링크
https://www.acmicpc.net/problem/4343
문제
The Department of National Defence (DND) wishes to connect several northern outposts by a wireless network. Two different communication technologies are to be used in establishing the network: every outpost will have a radio transceiver and some outposts will in addition have a satellite channel.

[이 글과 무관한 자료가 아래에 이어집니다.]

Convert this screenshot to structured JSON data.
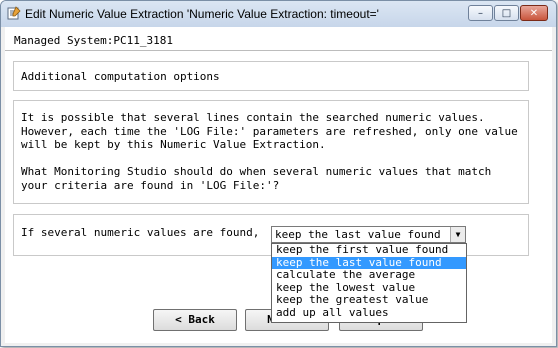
{
  "window": {
    "title": "Edit Numeric Value Extraction 'Numeric Value Extraction: timeout='",
    "minimize": "–",
    "maximize": "□",
    "close": "✕"
  },
  "managed_system": "Managed System:PC11_3181",
  "section_title": "Additional computation options",
  "description": "It is possible that several lines contain the searched numeric values.\nHowever, each time the 'LOG File:' parameters are refreshed, only one value\nwill be kept by this Numeric Value Extraction.\n\nWhat Monitoring Studio should do when several numeric values that match\nyour criteria are found in 'LOG File:'?",
  "question_label": "If several numeric values are found,",
  "select": {
    "value": "keep the last value found",
    "arrow": "▼",
    "options": [
      "keep the first value found",
      "keep the last value found",
      "calculate the average",
      "keep the lowest value",
      "keep the greatest value",
      "add up all values"
    ],
    "selected_index": 1
  },
  "buttons": {
    "back": "< Back",
    "next": "Next >",
    "help": "Help >>"
  }
}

Any two outposts with a satellite channel can communicate via the satellite, regardless of their location. Otherwise, two outposts can communicate by radio only if the distance between them does not exceed D, which depends of the power of the transceivers. Higher power yields higher D but costs more. Due to purchasing and maintenance considerations, the transceivers at the outposts must be identical; that is, the value of D is the same for every pair of outposts.
Your job is to determine the minimum D required for the transceivers. There must be at least one communication path (direct or indirect) between every pair of outposts.
입력
The first line of input contains N, the number of test cases. The first line of each test case contains 1 <= S <= 100, the number of satellite channels, and S < P <= 500, the number of outposts. P lines follow, giving the (x,y) coordinates of each outpost in km (coordinates are integers between 0 and 10,000).
출력
For each case, output should consist of a single line giving the minimum D required to connect the network. Output should be specified to 2 decimal points.
예제 입력 및 출력
풀이 코드(C++)
#include <bits/stdc++.h>
#define X first
#define Y second
#define pb push_back
#define sz(a) int((a).size())
#define fastio ios::sync_with_stdio(0), cin.tie(0), cout.tie(0)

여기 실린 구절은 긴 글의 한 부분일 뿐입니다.